The American flag is different. I hear what Damon Young said, just as I heard what my cousin whispered on the croquet lawn, but I’m not ready to surrender the stars and stripes to the right-wing just yet. The American flag is about the fullness of our history, its failures and its triumphs. To wave it or to wear it is not a refusal to hear criticisms of it. After all, I wear a Dodgers hat even though they betray me every autumn, even though I know that they built their stadium by evicting poor Latino families in Chavez Ravine, even though I think baseball is generally boring. I wear it to show pride in a city and a people, and in solidarity with those who hope for a triumph. I wear it even as I am happy to hear all the things that are disappointing about the boys in blue.
Perhaps the same can be true of the flag.
To wave it is not to say, you are not welcome here if you are insufficiently American, whatever that means. To wear it on a hat is not to say, “I will fight you if you criticize it.” To wear and to wave it is to say, we still hope that we will become what we said we would be.

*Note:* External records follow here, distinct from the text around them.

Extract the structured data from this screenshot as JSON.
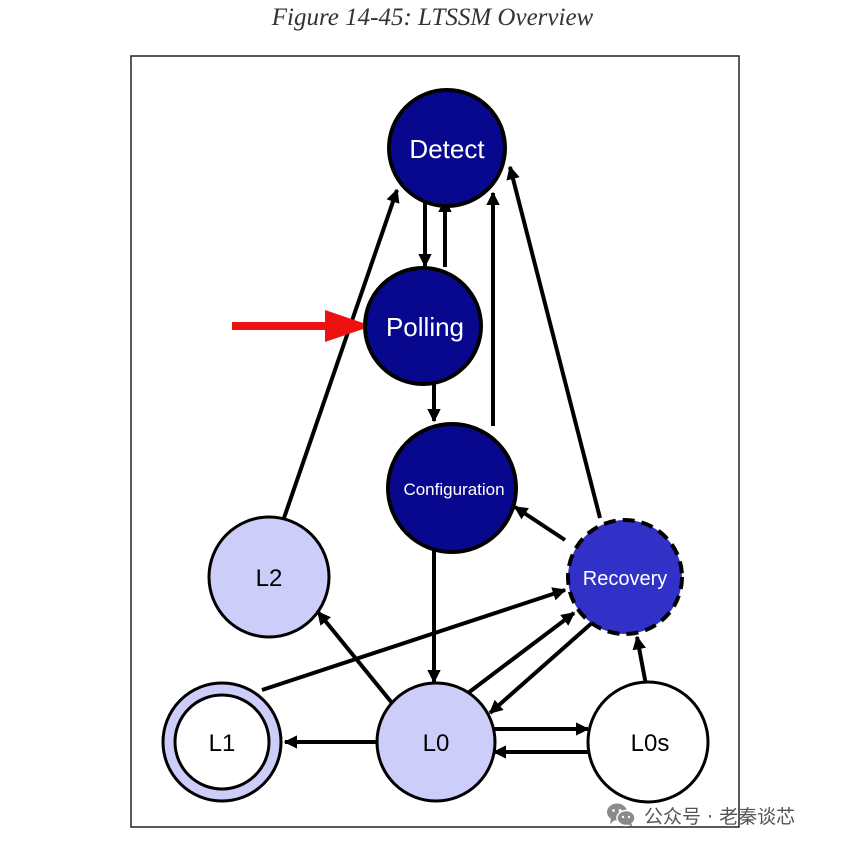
{
  "figure": {
    "title": "Figure 14-45: LTSSM Overview"
  },
  "colors": {
    "dark_state": "#08088f",
    "recovery_state": "#3131c8",
    "light_state": "#cdcdfa",
    "white_state": "#ffffff",
    "arrow": "#000000",
    "pointer": "#ee1111"
  },
  "states": {
    "detect": "Detect",
    "polling": "Polling",
    "configuration": "Configuration",
    "recovery": "Recovery",
    "l2": "L2",
    "l1": "L1",
    "l0": "L0",
    "l0s": "L0s"
  },
  "watermark": {
    "icon": "wechat-icon",
    "text": "公众号 · 老秦谈芯"
  }
}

In the summer and fall of this most trying and frightening year, the American flag has been at least partly redeemed by the ubiquity of the Trump flags. At right-wing rallies across the country this year, flags with the president’s name have proved more ubiquitous than Old Glory itself. By choosing another banner in which to wrap themselves, the right-wing has allowed the left and the center to reclaim the red, white, and blue as a symbol of anti-Trump patriotism. As a friend who lives just outside Grand Rapids, Michigan told me, “The Trump voters all fly his flag now. If I see just an American flag on a house, I figure it’s a Biden supporter.”
Whoever wins the election in just over two weeks, the culture wars will not cease. One imagines that if he loses, the Trump banner will become like the Confederate Battle Flag – a symbol of a lost cause that might yet still triumph. It will be distasteful, and rightly so. I hope that the most troglodytic elements of our society do continue to wrap themselves in 45’s flag, as that will allow still more of us to embrace the red, white and blue as a symbol of the restoration of normalcy, pluralism, and inclusive, hopeful patriotism.
I am still a great believer in symbols that are devoid of any meaning other than tradition. I sing “Oh Come All Ye Faithful” to the bunnies though I do not believe there ever was such a baby in Bethlehem to go and adore. I still light menorahs though I think the Maccabees were on the wrong side. And yup, I still don’t think very much about it when I insist that the children put on red, white, and blue color schemes every Independence Day. At the same time, in this most contentious and impatient age, I know we need images that DO have meaning. Whatever the flag meant to me as a boy, it now must be the chief symbol of a shared civic religion, of the rule of law, of a commitment not only to the past but to a better future.
The flag is as much about who we must become as it is about what we have failed to do. Those of us who believe there is still good work to be done in this country can, and must, reclaim it.